In some of those cases the statutes under consideration were optional, and the acceptance of their provisions was regarded as a waiver of any objection that no opportunity for a jury trial was afforded. But the Maryland act is compulsory, and, in discussing such an act, with reference to a contention that it interfered with a constitutional right of trial by jury, the Supreme Court of Washington, in State v. Clausen, supra, said: "The act here in question takes away the cause of action on the one hand, and the ground of defense on the other, and merges both in a statutory indemnity fixed and certain. If the power to do away with a cause of action in any case exists at all in the exercise of the police power of the state, then the right of trial by jury is thereafter no longer involved in such cases. The right of jury trial being incidental to the right of action, to destroy the one is to leave the other nothing upon which to operate." In regard to the same statute, the Supreme Court of the United States said, in Mountain Timber Company v. State, 243 U.S. 219. "As between employee and employer, the act abolishes all right of recovery in ordinary cases, and therefore leaves nothing to be tried by jury."
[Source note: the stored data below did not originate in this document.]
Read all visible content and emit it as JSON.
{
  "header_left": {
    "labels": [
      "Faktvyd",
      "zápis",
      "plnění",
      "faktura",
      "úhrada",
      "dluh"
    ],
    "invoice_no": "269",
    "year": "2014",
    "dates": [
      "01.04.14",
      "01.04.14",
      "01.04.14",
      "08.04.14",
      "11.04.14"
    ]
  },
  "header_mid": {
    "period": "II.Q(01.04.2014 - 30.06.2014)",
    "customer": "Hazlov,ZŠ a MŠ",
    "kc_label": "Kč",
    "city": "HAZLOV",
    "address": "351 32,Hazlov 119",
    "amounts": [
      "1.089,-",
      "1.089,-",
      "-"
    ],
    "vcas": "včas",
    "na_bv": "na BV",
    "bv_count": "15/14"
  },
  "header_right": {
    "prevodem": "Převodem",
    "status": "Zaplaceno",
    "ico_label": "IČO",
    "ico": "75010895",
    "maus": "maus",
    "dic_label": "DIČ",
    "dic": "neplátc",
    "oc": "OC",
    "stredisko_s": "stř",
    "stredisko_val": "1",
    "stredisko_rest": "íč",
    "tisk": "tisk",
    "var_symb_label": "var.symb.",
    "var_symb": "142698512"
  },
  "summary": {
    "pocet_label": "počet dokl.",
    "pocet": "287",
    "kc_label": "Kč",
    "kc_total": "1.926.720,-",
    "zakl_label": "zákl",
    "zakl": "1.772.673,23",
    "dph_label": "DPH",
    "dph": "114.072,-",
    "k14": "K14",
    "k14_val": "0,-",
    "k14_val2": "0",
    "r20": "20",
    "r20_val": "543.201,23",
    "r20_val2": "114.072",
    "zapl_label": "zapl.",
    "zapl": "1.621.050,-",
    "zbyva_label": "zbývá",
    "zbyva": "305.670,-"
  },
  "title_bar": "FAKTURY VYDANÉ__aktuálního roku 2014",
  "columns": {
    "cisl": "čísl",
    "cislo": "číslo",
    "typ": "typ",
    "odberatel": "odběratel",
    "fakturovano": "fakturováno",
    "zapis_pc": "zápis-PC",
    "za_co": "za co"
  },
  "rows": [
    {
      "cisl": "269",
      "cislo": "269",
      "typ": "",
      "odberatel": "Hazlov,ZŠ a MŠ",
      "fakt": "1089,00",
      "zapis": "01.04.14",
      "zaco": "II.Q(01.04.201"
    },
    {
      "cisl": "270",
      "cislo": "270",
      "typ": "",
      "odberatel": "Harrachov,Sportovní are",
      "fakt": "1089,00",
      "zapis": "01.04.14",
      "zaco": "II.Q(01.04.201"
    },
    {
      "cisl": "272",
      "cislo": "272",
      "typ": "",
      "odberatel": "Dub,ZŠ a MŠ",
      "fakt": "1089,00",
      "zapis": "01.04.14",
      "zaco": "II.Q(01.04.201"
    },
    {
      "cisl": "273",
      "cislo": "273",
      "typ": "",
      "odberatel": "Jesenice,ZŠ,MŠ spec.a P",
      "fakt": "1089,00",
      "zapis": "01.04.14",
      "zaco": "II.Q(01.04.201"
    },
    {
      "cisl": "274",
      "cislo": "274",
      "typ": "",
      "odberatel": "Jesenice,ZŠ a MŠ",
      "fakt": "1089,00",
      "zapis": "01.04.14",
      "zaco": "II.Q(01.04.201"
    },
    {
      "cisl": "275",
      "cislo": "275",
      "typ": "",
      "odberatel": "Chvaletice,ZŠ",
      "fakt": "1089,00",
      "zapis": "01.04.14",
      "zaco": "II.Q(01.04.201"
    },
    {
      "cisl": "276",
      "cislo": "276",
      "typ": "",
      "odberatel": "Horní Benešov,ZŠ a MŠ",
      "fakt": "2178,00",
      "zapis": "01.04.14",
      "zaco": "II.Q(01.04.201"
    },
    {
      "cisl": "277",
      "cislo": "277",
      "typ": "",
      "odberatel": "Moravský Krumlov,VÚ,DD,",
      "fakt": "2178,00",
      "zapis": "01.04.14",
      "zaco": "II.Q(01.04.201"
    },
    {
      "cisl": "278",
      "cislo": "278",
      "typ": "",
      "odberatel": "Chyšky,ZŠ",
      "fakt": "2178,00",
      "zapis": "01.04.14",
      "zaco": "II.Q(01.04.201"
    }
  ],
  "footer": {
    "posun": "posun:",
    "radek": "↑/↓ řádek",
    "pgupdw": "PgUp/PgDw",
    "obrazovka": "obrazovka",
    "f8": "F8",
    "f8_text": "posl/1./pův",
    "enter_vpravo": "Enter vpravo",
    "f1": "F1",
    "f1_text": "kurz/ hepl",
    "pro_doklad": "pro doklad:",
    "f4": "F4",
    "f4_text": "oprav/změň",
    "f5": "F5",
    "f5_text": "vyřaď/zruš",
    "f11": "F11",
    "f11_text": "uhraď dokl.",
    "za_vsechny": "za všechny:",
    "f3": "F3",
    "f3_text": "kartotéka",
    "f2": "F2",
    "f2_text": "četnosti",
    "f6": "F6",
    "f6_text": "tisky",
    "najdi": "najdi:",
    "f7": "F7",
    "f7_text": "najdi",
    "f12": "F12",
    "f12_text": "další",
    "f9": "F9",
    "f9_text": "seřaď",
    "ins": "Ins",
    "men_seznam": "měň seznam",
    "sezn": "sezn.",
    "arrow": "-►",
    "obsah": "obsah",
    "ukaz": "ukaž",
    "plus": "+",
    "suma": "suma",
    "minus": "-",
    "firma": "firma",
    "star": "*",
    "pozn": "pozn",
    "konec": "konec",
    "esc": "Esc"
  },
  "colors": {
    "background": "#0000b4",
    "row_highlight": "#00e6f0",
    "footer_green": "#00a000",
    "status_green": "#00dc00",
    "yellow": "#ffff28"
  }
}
In Baltimore v. Bloecher Schaaf, 149 Md. 648, it was held that an ordinance providing for the inspection of meat, the condemnation and destruction of meat products found to be unfit for use as food, and for the revocation by the health commissioner of the license of any dealer violating the ordinance, but permitting appeals only on questions of law, was not invalid on the ground that it did not also allow appeals on issues of fact.
Unless we were disposed to disregard the trend of our own decisions, and those of other courts in analagous cases, we could not conclude that a provision for jury trial on issues of fact is essential to the validity of the Workman's Compensation Act of Maryland. Therefore, the condition which it imposes upon the right of jury trial voluntarily conferred by it is not a sustainable cause of complaint. The right of the Legislature to provide that an appeal from a decision of the State Industrial Accident Commission shall not be a stay could not be denied consistently with the principle upon which the general validity of the act has been adjudicated. Its design was to ensure speedy, as well as certain, relief in proper cases within the scope of its application. That humanitarian policy would be seriously hampered if the weekly payments of compensation awarded by the commission could be suspended because of an appeal. In providing that an appeal should not be a stay the statute was simply adopting a necessary expedient to accomplish one of the important purposes for which it was enacted.
It is our conclusion that the insurer was not entitled to an injunction against the suit by the claimant on the award of the commission, and the order enjoining the suit was therefore reversed by the per curiam order heretofore filed.